Chat Manja dan Romantis 💬
Ia mengetik pesan pertama, sebuah inisiasi untuk memastikan bahwa Clara juga merasakan intensitas yang sama. Arnests ingin tahu bahwa ia tidak sendirian menanggung rahasia yang manis ini.
Arnests:
Masih melek? Aku kira kamu sudah tidur setelah kejadian sore tadi. 🤭
Clara:
Belum bisa tidur, Mas. Kamu jahat banget sih. Siapa suruh bikin aku deg-degan terus. 😅
Arnests:
Jahat gimana? Aku cuma nolongin kamu dari bahaya kulit pisang. Itu bahaya yang fatal lho. Aku tidak mau tahu, kamu harus berterima kasih karena aku sudah jadi penyelamat kamu. 😉
Clara:
Oh, iya. Aku belum berterima kasih ya? Terima kasih banyak ya, Mas. Aku janji, nanti kalau Mas butuh bantuan, aku akan balas budi. Bantuan yang lebih dari sekadar kopi dan pisang. 🤫
Arnests:
Aku akan tunggu janji kamu, Sayang. Tapi aku mau tanya serius. Tadi di kamar, kamu sengaja? Kamu buang kulit pisang itu sengaja kan? Aku masih penasaran lho.
Clara:
(Terdiam sebentar sebelum membalas)
Kenapa ya, Mas? Aku cuma lagi pengin dapat perhatian kamu saja. Mungkin aku nggak sengaja, tapi aku nggak menyesal. Aku senang kamu gentleman banget. Bahkan sampai aku terpeleset. 😇
Arnests:
Aku tidak bisa tidur, Clara. Kamu berhasil mengganggu semua konsentrasiku. Aku menyesal kenapa aku nggak kenal kamu dari dulu. Padahal rumah kita cuma sampingan.
Clara:
Aku juga sama, Mas. Aku lihat kamu setiap pagi berangkat kantor, aku sering kepikiran. Terus tadi malam kamu berani-beraninya chat aku basa-basi. Aku tahu kamu nggak cuma basa-basi. Aku senang banget kamu yang chat aku duluan.
Arnests:
Aku tidak bisa bohong lagi. Aku tidak bisa berhenti memikirkan kamu. Aku tadi sudah coba tidur di samping istriku, tapi aku tidak bisa memejamkan mata. Aku mau ketemu kamu lagi. Kapan? 😩
Clara:
Pelan-pelan, Mas. Aku nggak mau kita terburu-buru. Kita baru mulai. Cukup tahu saja ya, kalau malam ini aku juga tidak bisa tidur karena kamu. Aku suka chat kamu seperti ini. Rasanya lebih romantis daripada bertemu di depan pagar. 🙈
Arnests:
Kamu memang pintar merangkai kata, Sayang. Kamu membuat aku gila. Aku akan memikirkan cara agar kita bisa bertemu lagi besok. Aku janji.
Clara:
Oke, deal. Tapi jangan sampai istri kamu curiga ya. Aku nggak mau ada masalah. Aku percaya kamu pintar. Sekarang kamu tidur. Aku juga akan tidur. Jangan sampai kamu begadang. Nanti kamu sakit. Aku sayang kamu. ❤️
Arnests:
Oke, aku janji. Kamu juga istirahat ya, Sayang. Aku usahakan besok. Good night, cantiknya tetangga. I love you. 💖
Kelegaan dan Tidur Nyenyak 😴
Setelah selesai, pergelutan batin Arnests kembali mereda. Kebutuhan emosionalnya telah terpenuhi oleh percakapan manja dan penuh janji itu. Rasa bersalahnya kini tenggelam di bawah gelombang romansa baru yang terasa mendebarkan. Chat itu adalah jembatan, dan Arnests telah melintasinya.

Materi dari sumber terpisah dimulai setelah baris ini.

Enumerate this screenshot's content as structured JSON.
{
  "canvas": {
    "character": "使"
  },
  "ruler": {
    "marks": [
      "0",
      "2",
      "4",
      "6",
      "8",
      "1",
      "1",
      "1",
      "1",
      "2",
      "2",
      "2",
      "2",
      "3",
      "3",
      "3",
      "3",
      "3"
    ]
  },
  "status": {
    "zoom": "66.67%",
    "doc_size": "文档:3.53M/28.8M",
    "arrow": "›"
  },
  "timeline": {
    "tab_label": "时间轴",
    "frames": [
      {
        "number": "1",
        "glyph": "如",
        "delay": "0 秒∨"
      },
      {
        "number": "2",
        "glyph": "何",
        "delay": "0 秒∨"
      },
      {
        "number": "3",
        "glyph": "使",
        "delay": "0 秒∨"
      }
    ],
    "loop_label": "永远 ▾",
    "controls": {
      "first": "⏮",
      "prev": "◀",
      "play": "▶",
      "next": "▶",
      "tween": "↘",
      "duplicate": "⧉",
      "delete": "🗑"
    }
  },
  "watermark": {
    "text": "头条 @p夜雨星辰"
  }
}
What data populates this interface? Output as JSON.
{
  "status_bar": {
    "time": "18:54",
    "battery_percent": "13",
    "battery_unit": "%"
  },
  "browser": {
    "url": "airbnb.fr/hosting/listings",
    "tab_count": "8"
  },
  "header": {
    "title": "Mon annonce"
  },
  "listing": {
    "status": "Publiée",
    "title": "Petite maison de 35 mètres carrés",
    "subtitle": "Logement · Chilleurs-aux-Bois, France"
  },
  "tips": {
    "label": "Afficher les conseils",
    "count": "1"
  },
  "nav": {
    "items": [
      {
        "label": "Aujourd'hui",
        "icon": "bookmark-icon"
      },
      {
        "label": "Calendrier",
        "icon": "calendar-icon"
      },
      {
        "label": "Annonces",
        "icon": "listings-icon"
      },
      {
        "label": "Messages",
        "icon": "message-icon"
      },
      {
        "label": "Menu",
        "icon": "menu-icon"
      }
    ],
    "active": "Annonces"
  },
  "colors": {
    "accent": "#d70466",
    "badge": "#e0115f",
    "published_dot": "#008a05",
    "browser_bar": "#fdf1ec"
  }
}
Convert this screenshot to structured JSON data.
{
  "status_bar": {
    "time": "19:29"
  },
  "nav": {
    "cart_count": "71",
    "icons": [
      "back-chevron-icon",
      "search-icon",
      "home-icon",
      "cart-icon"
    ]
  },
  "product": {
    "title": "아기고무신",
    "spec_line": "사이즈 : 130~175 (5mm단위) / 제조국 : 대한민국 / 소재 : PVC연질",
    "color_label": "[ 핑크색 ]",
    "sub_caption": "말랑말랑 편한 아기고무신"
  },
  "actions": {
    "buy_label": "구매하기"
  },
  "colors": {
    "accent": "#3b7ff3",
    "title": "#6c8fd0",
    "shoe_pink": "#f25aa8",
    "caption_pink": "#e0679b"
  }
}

Ia tersenyum puas, senyum yang tidak akan pernah ia tunjukkan kepada Vanesa. Senyum penuh rahasia dan antisipasi.
Dia menaruh HP-nya kembali ke nakas, memastikan mode senyap sudah aktif. Ia menarik napas dalam-dalam, memeluk Vanesa dari belakang. Rasa puas dan lega itu membawanya ke dalam kantuk yang sudah lama ditunggu.
Dalam pelukan sang istri yang setia, Arnests tertidur lelap. Ia tidak tahu bahwa dalam beberapa jam ke depan, ia harus kembali menjalani rutinitas sebagai suami yang sempurna, padahal jiwanya sudah terbagi dua.